In recent years, the rise of zero-tolerance discipline policies in schools has resulted in suspensions for … interesting incidents. 2016 was no exception. Some of the craziest incidents include:
1. The Chicken Nugget Suspension
In early November, USA Today reported that a Tennessee teenager was suspended over allegedly taking too many chicken nuggets in the school cafeteria. After the student’s mother complained, it was discovered that there had been a mistake on the cashier’s part. The student was cleared and returned to school shortly after.
2. The Bubble Gun Suspension
A Colorado mother was stunned when her 5-year-old daughter was suspended for bringing a clear, plastic, bubble-blowing gun to school. Commenting on the incident in the Washington Post, the head of the Colorado ACLU noted:
“‘This is a silly example of a very real problem.
‘Zero-tolerance policies often mean zero common sense.’”
3. The Goodwill Pocket Knife Suspension
In September, a middle school student was suspended when he found a pocket knife in a backpack which his mother had recently purchased from Goodwill. The kicker? The student chose not to hide the problem and brought the knife to school authorities, claiming that it wasn’t his. In return for his openness, the student was suspended for 30 days.
4. The Toddler Knife Suspension
The most recent unusual suspension incident happened to a middle school student who brought a table knife from a child’s silverware set. According to the New York Daily News, the girl stuck the knife in her lunch in order to cut a peach to share with a friend. Her act of kindness was rewarded with a six-day suspension.
5. The $2 Bill Detention
While not an official suspension, a Texan middle-schooler was removed from lunch earlier in the year after using a $2 bill to buy food in the cafeteria. The reason? School officials didn’t realize that the $2 bill was legal tender….
That these suspensions are infuriating is the understatement of the year. But I wonder: are these suspensions just the natural outgrowth of a system that seeks to create a one-size-fits-all approach to education?

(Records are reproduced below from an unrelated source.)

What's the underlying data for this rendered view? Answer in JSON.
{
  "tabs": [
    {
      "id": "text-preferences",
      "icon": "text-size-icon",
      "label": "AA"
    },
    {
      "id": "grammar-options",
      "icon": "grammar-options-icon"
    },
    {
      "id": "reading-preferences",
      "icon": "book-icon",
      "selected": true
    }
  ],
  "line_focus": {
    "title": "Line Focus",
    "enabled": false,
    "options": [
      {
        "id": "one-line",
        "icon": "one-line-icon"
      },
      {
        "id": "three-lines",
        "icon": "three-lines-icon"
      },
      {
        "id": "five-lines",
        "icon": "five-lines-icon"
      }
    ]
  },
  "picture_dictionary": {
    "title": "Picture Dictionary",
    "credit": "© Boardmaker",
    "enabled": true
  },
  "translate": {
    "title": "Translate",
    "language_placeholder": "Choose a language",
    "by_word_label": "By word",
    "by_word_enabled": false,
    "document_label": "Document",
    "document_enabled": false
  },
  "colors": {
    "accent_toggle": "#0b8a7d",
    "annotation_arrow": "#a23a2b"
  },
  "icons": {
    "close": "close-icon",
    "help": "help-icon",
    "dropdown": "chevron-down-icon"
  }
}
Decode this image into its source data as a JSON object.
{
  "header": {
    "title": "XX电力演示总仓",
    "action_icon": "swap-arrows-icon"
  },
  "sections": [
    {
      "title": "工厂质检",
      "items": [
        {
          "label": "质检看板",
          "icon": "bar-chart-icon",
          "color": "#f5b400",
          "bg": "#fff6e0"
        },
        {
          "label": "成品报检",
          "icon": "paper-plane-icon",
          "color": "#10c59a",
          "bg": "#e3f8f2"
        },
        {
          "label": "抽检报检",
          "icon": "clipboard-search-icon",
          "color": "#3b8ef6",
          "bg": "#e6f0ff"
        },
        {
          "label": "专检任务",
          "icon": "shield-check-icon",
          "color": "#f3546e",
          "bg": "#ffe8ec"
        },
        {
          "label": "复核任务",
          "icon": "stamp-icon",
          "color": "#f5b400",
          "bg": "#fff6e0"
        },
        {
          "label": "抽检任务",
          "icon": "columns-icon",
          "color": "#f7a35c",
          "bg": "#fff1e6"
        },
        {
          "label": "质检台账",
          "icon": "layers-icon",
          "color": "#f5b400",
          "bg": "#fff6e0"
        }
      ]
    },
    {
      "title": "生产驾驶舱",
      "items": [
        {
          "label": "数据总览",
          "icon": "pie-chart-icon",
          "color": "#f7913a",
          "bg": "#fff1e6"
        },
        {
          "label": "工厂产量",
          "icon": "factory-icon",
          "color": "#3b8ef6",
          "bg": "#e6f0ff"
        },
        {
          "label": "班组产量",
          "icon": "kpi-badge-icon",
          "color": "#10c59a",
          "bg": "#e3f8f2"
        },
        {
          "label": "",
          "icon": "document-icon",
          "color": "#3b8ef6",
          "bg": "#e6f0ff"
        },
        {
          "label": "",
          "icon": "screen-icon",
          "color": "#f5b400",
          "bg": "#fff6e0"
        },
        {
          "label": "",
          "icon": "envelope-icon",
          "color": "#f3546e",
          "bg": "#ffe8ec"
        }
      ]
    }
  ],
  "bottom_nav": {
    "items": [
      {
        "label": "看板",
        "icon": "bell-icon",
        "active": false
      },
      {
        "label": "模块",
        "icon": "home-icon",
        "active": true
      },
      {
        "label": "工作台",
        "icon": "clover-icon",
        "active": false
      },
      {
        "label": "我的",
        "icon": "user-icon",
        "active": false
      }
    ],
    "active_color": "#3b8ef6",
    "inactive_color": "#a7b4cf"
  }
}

Alexis de Tocqueville would likely say yes. In his 1840 work, Democracy in America, Tocqueville explained what happens when a small local community is overtaken by a heavy-handed, “supreme power.” His words, when viewed in the light of today’s education system, are surprisingly prophetic:
“After having thus successively taken each member of the community in its powerful grasp and fashioned him at will, the supreme power then extends its arm over the whole community. It covers the surface of society with a network of small complicated rules, minute and uniform, through which the most original minds and the most energetic characters cannot penetrate, to rise above the crowd. The will of man is not shattered, but softened, bent, and guided; men are seldom forced by it to act, but they are constantly restrained from acting. Such a power does not destroy, but it prevents existence; it does not tyrannize, but it compresses, enervates, extinguishes, and stupefies a people, till each nation is reduced to nothing better than a flock of timid and industrious animals, of which the government is the shepherd.”
If schools continue fixating on the letter of the law rather than the spirit in these suspension incidents, will they further depress the energy and ingenuity of today’s students and eventually turn them into a “flock of timid and industrious animals”?